More machine learning algorithms were used in this study than in Nagy et al.’s study. We used five feature analysis methods (Boruta, LASSO, LightGBM, MCFS and mRMR) and four classification algorithms (DT, KNN, RF and SVM). With these algorithms, each mutation feature was fully evaluated. The final mutation features were selected by multiple feature analysis methods, increasing the reliability of the results;

(3)

In this study, we not only discovered mutation features related to the clinical status of the patients with COVID-19 but also established rules to indicate more complicated mutation patterns of the clinical status of the patients with COVID-19. These patterns always included multiple mutation features, suggesting the relationships between a combination of mutation features and the clinical status of patients with COVID-19. Such form can be deemed an extension of single mutation biomarkers, and was not involved in Nagy et al.’s study;

(4)

Biological analysis was performed in our study, increasing the reliability of the results. In Nagy et al.’s study, the important mutation features were only listed and were not analyzed.

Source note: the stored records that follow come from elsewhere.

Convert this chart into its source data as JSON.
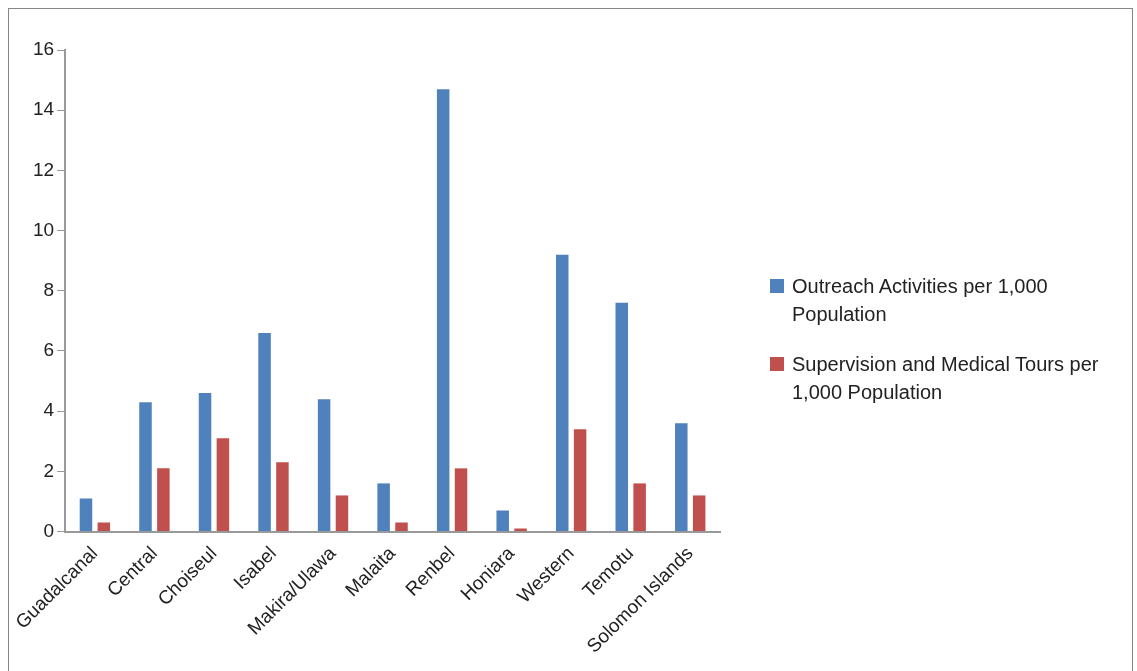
{
  "chart_data": {
    "type": "bar",
    "categories": [
      "Guadalcanal",
      "Central",
      "Choiseul",
      "Isabel",
      "Makira/Ulawa",
      "Malaita",
      "Renbel",
      "Honiara",
      "Western",
      "Temotu",
      "Solomon Islands"
    ],
    "series": [
      {
        "name": "Outreach Activities per 1,000 Population",
        "color": "#4f81bd",
        "values": [
          1.1,
          4.3,
          4.6,
          6.6,
          4.4,
          1.6,
          14.7,
          0.7,
          9.2,
          7.6,
          3.6
        ]
      },
      {
        "name": "Supervision and Medical Tours per 1,000 Population",
        "color": "#c0504d",
        "values": [
          0.3,
          2.1,
          3.1,
          2.3,
          1.2,
          0.3,
          2.1,
          0.1,
          3.4,
          1.6,
          1.2
        ]
      }
    ],
    "ylim": [
      0,
      16
    ],
    "yticks": [
      0,
      2,
      4,
      6,
      8,
      10,
      12,
      14,
      16
    ],
    "grid": false,
    "legend": "right"
  }
}
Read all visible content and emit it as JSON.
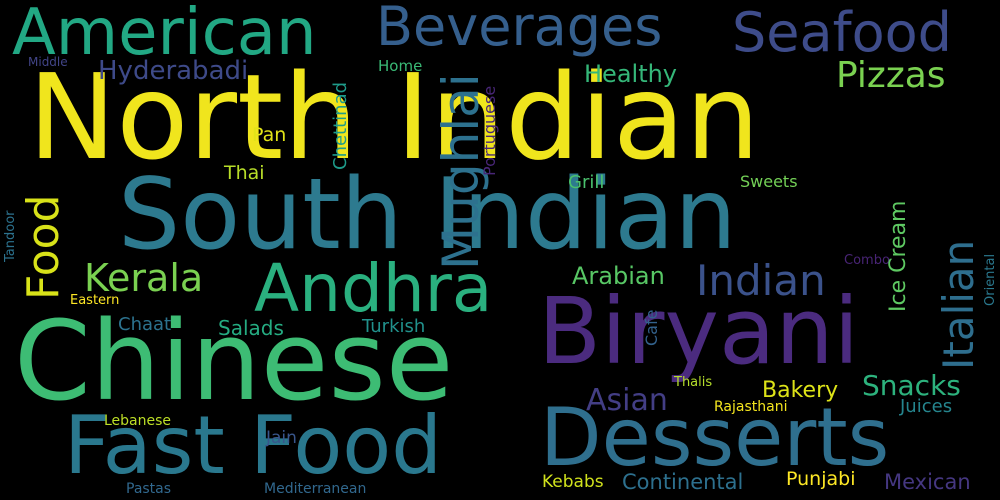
{
  "words": {
    "north_indian": {
      "text": "North Indian",
      "color": "#f0e51d"
    },
    "south_indian": {
      "text": "South Indian",
      "color": "#2d7a8f"
    },
    "chinese": {
      "text": "Chinese",
      "color": "#3dbc74"
    },
    "biryani": {
      "text": "Biryani",
      "color": "#4b2b7f"
    },
    "desserts": {
      "text": "Desserts",
      "color": "#2f6f8e"
    },
    "fast_food": {
      "text": "Fast Food",
      "color": "#2a788e"
    },
    "american": {
      "text": "American",
      "color": "#22a884"
    },
    "beverages": {
      "text": "Beverages",
      "color": "#355f8d"
    },
    "seafood": {
      "text": "Seafood",
      "color": "#3e4c8a"
    },
    "andhra": {
      "text": "Andhra",
      "color": "#2ab07f"
    },
    "mughlai": {
      "text": "Mughlai",
      "color": "#2d718e"
    },
    "food": {
      "text": "Food",
      "color": "#d8e219"
    },
    "kerala": {
      "text": "Kerala",
      "color": "#7ad151"
    },
    "indian": {
      "text": "Indian",
      "color": "#3b528b"
    },
    "italian": {
      "text": "Italian",
      "color": "#2e6e8e"
    },
    "pizzas": {
      "text": "Pizzas",
      "color": "#7ad151"
    },
    "hyderabadi": {
      "text": "Hyderabadi",
      "color": "#3e4a89"
    },
    "healthy": {
      "text": "Healthy",
      "color": "#35b779"
    },
    "ice_cream": {
      "text": "Ice Cream",
      "color": "#5ec962"
    },
    "snacks": {
      "text": "Snacks",
      "color": "#2db27d"
    },
    "asian": {
      "text": "Asian",
      "color": "#433e85"
    },
    "arabian": {
      "text": "Arabian",
      "color": "#58c765"
    },
    "bakery": {
      "text": "Bakery",
      "color": "#dde318"
    },
    "chaat": {
      "text": "Chaat",
      "color": "#2c728e"
    },
    "salads": {
      "text": "Salads",
      "color": "#25ac82"
    },
    "turkish": {
      "text": "Turkish",
      "color": "#21918c"
    },
    "juices": {
      "text": "Juices",
      "color": "#25858e"
    },
    "continental": {
      "text": "Continental",
      "color": "#2d708e"
    },
    "mexican": {
      "text": "Mexican",
      "color": "#453781"
    },
    "kebabs": {
      "text": "Kebabs",
      "color": "#d0e11c"
    },
    "punjabi": {
      "text": "Punjabi",
      "color": "#fde725"
    },
    "jain": {
      "text": "Jain",
      "color": "#39568c"
    },
    "pastas": {
      "text": "Pastas",
      "color": "#31688e"
    },
    "mediterranean": {
      "text": "Mediterranean",
      "color": "#31688e"
    },
    "lebanese": {
      "text": "Lebanese",
      "color": "#bddf26"
    },
    "thalis": {
      "text": "Thalis",
      "color": "#b5de2b"
    },
    "rajasthani": {
      "text": "Rajasthani",
      "color": "#f4e61e"
    },
    "thai": {
      "text": "Thai",
      "color": "#b8de29"
    },
    "pan": {
      "text": "Pan",
      "color": "#e2e418"
    },
    "chettinad": {
      "text": "Chettinad",
      "color": "#1e9b8a"
    },
    "portuguese": {
      "text": "Portuguese",
      "color": "#482677"
    },
    "home": {
      "text": "Home",
      "color": "#3aba76"
    },
    "grill": {
      "text": "Grill",
      "color": "#4ac16d"
    },
    "sweets": {
      "text": "Sweets",
      "color": "#73d056"
    },
    "combo": {
      "text": "Combo",
      "color": "#482475"
    },
    "cafe": {
      "text": "Cafe",
      "color": "#33628d"
    },
    "tandoor": {
      "text": "Tandoor",
      "color": "#2c728e"
    },
    "oriental": {
      "text": "Oriental",
      "color": "#2a788e"
    },
    "middle": {
      "text": "Middle",
      "color": "#414487"
    },
    "eastern": {
      "text": "Eastern",
      "color": "#fde725"
    }
  }
}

These differences indicate that the new findings reported in this study can provide novel insights to investigate the relationships between mutation and the clinical status of patients with COVID-19.

5. Conclusions

In this research, we utilized sophisticated and widely used computational approaches in relation to genome-wide mutation data to explore important mutations used to distinguish clinical status in COVID-19 patients. In short, our results demonstrated a set of mutations associated with SARS-CoV-2 severity, which could help rapidly identify SARS-CoV-2 infections carrying mutations associated with severe outcomes and guide the development of SARS-CoV-2 vaccines. We also suggested some effective classifiers for predicting COVID-19 patients’ clinical status; these were trained with a vast quantity of data and performed well in classification. The quantitative decision rules in the optimal DT classifier provided direct clues to distinguish between different patient clinical states.